The bundle she tossed him turned out to be a pair of track pants and a hoodie, both bearing the logo of the local university. The fabric stretched alarmingly across his new musculature, but it was better than nothing. Each movement was a study in controlled power - he could feel the strength thrumming through his body like a live wire.
"Thank you," he said, the words feeling inadequate. "I should... I need to..."
"Go?" Margaret's knowing smile held no judgment. "World ain't gonna stop spinning just 'cause you had a bad night, sugar. Though I gotta say..." Her eyes narrowed slightly. "You might wanna avoid the high school for a while. Heard some nasty business went down there last night. Real nasty."
Axel's heart stopped. "W-what kind of business?"
"Don't rightly know," the toothless man cut in. "But emergency vehicles been running all night. Saw me some body bags too."
Body bags. The words hit like physical blows. Axel's enhanced muscles locked up, fight-or-flight instincts screaming in his skull. The thing in his chest stirred, hunger mixing with something darker - satisfaction?
"I... I have to..." The world started to grey out at the edges.
"GO," Margaret said firmly. "Whatever you're running from, sugar? It ain't caught up yet. Best keep it that way."
Axel didn't need to be told twice. He ran, each stride eating up impossible distances as his new body responded to panic with inhuman grace. Behind him, he heard Margaret mutter something that might have been a prayer.

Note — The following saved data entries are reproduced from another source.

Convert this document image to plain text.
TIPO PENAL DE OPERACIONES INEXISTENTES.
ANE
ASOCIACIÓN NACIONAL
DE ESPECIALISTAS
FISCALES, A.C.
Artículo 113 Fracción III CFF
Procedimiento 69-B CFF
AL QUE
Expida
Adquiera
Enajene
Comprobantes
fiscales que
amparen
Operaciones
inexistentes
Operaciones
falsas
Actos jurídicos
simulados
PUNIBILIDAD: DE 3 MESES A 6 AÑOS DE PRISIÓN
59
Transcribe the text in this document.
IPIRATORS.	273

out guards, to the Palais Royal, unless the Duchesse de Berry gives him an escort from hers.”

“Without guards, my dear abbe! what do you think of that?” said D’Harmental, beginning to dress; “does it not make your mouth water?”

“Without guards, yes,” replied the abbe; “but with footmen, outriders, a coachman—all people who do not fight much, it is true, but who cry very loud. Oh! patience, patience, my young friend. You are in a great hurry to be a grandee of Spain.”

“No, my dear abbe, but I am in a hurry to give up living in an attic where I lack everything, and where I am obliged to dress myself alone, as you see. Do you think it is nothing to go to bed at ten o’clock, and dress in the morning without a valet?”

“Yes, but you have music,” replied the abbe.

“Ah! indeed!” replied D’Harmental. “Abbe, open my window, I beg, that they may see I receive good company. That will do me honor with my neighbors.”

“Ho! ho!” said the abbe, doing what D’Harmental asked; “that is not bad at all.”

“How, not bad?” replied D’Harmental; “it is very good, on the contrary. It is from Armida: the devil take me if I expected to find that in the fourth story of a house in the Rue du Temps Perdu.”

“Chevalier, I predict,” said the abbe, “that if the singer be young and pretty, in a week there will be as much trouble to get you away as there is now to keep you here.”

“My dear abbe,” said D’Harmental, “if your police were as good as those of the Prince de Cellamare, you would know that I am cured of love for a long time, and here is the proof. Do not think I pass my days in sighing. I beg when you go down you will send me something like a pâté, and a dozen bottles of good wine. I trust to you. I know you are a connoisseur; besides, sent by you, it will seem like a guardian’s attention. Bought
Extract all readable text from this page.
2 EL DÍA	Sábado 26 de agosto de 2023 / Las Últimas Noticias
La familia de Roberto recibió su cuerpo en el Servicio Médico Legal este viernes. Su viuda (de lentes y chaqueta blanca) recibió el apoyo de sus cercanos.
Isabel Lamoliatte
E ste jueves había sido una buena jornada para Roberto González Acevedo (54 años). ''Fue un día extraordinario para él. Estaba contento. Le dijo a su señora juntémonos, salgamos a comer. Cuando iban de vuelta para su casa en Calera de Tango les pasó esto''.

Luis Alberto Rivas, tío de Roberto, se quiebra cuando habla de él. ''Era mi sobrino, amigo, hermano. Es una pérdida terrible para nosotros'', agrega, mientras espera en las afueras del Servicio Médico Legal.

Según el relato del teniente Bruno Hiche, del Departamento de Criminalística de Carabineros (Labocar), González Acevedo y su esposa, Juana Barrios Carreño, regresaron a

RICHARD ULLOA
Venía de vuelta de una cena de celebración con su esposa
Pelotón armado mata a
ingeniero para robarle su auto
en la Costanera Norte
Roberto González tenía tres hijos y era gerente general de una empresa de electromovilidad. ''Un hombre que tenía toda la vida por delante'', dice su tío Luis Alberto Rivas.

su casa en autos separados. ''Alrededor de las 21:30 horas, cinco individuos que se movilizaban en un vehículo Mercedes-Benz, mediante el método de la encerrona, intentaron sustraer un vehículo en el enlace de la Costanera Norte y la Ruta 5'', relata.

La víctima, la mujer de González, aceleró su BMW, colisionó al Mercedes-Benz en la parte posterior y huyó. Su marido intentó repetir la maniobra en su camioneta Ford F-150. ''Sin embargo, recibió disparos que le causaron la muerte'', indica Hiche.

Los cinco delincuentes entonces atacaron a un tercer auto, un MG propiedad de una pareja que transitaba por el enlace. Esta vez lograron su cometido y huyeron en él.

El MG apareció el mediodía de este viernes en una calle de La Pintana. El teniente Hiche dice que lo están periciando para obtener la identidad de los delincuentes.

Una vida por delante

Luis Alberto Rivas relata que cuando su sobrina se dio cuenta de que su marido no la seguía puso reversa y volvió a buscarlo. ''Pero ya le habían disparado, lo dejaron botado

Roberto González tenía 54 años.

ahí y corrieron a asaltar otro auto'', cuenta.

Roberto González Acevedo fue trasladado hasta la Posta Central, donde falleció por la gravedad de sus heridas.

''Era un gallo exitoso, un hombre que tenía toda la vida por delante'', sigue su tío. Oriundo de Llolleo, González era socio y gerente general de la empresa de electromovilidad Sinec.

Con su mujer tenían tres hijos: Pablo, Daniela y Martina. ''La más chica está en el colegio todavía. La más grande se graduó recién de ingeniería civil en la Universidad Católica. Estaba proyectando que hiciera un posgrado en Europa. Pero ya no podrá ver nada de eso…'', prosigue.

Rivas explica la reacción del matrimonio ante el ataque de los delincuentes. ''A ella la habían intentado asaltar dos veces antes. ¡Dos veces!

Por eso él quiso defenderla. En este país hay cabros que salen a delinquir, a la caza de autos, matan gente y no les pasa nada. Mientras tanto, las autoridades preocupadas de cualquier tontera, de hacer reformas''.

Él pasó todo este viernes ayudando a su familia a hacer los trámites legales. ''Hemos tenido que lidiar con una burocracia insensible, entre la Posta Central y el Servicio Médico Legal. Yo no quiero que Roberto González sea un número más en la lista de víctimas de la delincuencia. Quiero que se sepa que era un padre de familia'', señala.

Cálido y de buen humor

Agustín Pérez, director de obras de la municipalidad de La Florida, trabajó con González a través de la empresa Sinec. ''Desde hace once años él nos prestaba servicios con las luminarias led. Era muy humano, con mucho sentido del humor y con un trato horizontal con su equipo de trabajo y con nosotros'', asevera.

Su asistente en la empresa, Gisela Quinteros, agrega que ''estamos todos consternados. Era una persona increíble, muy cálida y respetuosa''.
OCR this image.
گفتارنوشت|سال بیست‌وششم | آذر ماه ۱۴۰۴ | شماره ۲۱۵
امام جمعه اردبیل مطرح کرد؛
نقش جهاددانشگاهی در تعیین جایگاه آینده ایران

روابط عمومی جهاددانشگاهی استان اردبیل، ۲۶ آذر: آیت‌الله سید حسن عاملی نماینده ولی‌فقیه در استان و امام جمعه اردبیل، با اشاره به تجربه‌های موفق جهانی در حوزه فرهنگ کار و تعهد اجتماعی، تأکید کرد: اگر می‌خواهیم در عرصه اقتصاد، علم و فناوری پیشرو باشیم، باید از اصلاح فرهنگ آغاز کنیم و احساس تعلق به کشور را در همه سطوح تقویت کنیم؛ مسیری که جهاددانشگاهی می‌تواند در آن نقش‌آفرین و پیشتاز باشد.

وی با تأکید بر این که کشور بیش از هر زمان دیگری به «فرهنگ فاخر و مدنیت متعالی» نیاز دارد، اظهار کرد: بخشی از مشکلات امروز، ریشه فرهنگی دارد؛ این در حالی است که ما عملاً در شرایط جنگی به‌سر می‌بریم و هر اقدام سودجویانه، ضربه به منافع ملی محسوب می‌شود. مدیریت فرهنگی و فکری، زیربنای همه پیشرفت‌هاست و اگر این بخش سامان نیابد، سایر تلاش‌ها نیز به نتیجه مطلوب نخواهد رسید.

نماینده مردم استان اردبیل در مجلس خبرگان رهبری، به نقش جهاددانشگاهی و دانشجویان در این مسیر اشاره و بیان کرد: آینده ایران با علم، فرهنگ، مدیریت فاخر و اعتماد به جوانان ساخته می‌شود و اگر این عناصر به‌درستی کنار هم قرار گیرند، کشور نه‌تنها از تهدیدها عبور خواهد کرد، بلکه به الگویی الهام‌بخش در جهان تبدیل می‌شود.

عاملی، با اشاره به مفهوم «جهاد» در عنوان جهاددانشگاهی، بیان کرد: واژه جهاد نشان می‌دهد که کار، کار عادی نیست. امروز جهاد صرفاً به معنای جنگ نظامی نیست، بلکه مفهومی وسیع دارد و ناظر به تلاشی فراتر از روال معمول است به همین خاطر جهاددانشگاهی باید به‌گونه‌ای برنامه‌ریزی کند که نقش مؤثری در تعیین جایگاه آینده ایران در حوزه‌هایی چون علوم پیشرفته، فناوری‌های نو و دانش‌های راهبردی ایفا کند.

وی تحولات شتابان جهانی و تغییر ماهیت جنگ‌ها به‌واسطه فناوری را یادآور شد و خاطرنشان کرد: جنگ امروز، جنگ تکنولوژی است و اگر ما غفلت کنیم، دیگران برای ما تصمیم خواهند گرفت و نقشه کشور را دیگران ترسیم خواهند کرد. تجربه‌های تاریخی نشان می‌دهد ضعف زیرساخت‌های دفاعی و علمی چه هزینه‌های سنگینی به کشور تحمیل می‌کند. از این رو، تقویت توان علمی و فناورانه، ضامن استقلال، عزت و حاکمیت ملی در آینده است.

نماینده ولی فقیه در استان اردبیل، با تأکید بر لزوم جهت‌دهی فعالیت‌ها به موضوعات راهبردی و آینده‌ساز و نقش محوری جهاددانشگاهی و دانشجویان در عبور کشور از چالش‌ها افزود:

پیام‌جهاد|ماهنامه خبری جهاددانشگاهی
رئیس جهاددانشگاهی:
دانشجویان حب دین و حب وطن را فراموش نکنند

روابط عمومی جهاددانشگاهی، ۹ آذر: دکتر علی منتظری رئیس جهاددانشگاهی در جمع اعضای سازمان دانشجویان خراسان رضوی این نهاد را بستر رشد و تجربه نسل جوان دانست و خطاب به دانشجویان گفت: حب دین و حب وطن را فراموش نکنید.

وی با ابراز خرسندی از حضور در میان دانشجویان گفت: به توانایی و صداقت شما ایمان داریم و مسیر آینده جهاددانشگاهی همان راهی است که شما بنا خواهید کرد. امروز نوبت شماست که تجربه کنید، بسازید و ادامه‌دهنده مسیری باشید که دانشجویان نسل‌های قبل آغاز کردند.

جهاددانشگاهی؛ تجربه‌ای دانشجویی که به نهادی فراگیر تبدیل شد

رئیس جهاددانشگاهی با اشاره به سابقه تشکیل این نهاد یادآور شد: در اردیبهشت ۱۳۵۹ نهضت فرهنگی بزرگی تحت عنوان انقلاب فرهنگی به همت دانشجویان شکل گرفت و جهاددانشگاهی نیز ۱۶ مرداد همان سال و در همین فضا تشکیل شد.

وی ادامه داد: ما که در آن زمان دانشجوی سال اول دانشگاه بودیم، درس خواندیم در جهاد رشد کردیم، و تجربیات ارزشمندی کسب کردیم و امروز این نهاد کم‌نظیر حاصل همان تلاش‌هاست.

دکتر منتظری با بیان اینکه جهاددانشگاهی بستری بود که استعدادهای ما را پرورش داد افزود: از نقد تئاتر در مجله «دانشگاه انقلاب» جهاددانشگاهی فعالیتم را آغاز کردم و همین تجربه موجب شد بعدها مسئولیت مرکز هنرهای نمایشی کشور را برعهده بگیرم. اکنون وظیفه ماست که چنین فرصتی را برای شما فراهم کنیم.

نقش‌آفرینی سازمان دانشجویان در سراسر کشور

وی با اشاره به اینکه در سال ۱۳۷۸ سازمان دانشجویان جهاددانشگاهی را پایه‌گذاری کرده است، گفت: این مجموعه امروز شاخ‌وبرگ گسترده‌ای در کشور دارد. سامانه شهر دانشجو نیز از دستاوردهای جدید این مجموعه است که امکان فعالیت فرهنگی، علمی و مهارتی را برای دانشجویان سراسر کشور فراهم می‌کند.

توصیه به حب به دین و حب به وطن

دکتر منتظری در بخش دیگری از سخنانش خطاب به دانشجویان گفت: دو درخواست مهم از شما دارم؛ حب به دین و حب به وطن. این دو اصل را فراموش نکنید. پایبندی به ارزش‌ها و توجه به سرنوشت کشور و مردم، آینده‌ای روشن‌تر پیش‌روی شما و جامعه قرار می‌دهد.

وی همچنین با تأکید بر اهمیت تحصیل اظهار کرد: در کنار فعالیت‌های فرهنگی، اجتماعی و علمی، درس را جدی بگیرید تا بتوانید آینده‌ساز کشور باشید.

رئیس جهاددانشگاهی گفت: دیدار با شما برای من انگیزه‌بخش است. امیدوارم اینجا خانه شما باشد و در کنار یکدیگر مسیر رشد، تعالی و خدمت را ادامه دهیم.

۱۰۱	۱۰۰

The morning sun painted the city in shades of fire and blood, but Axel barely noticed. All he could see were the fragments of memory that refused to fade:
Flash. A championship banner torn down and used as a shroud.
Flash. Trophies reduced to golden shrapnel.
Flash. The scoreboard's final update: HOME TEAM - ELIMINATED
The thing in his chest purred, and somewhere in the distance, sirens began to wail.